Now it brings my mother's heart,
half of which hangs from the doorknob of our house.
What do I remember about my mother?
that she had many children,
some dead, some buried, some numb and insane,
so many clinging to her breast,
so many yet to come,
that she walked like a sinner, like an infidel,
shameless, aimless and unamused,
or do i just remember that she lived: she lived, loved, unloved
Now my mother tells me of an unseasoned afternoon,
of her children washing ashore,
of the subtle plunk of her oars when it hit the water around them,
Now she tells me of the promise she made that very morning:
i will find them and bring them home.
She said she kept her promise,
and then washed the dead.
She said she buried them, one by one
part by part,
feet
hands
and then eyes.
And now her front porch looks like the brown graveyard of her stomach, her heart.
She tells me of Shahid's verses and I wonder,
I wonder if God ever sobbed in her arms too.
People tell me she laughed too much,
or that she had a lovely nose.
that they sighed for her house in the hills.
They say she was an infidel.
The sound of laughter drifts up from the street below and I remember my mother.
Tell them she had many children,
believers, infidels, insurgents, drunks,
some dead, some buried alive,
cold, numb and insane,
so many lost, so many yet to come.
Tell them she laughed way too much for she knew for she knew
how hard it was to describe the sound of ripping flesh,
of bodies floating, of blood oozing,
the sound of a bullet/the sound of a last breath.
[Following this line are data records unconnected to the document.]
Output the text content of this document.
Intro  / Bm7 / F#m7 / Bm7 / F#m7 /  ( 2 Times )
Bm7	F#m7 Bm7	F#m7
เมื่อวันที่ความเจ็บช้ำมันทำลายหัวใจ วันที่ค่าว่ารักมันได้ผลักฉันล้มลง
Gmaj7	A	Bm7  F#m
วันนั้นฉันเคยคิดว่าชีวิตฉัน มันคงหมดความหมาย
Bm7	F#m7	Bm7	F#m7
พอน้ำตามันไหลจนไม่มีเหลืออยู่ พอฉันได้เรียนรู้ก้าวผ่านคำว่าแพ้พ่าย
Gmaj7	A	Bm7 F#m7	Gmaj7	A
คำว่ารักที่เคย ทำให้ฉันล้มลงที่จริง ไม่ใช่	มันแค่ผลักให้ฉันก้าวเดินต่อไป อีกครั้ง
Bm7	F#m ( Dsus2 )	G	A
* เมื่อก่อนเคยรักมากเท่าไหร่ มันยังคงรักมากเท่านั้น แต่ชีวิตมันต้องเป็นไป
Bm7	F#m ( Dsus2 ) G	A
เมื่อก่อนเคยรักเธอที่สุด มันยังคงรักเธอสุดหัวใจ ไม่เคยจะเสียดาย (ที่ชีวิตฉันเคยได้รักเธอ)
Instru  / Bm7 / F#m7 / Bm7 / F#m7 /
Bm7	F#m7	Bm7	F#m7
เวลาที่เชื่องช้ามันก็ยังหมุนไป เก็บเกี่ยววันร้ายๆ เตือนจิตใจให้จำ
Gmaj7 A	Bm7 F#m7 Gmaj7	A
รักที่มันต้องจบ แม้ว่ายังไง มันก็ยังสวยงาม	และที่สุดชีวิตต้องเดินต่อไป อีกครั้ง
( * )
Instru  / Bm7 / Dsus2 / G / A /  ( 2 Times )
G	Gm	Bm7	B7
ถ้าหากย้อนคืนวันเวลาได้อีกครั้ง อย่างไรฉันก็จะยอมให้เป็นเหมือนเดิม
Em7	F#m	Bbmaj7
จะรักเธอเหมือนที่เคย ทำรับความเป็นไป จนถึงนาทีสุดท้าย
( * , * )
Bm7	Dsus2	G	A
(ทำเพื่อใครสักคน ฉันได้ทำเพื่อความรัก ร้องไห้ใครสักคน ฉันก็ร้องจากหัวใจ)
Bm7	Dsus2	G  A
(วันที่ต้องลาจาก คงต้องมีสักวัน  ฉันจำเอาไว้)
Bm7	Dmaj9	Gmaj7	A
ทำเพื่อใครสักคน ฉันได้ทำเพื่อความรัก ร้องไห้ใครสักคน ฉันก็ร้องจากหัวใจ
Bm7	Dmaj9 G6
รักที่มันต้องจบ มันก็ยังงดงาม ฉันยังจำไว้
The sound of laughter drifts up from the street below.
Now i'm alone, now i remember my mother.
More letters arrive but my mother never does,
Half her heart hangs from my ceiling,
Shahid's verses sound bleak.
The sound of laughter drifts up from the street below,
what do I know about my mother?
Does she still live with half a heart?
Does she hang it on the doorknob
or does it lie in some corner of her half-burnt house?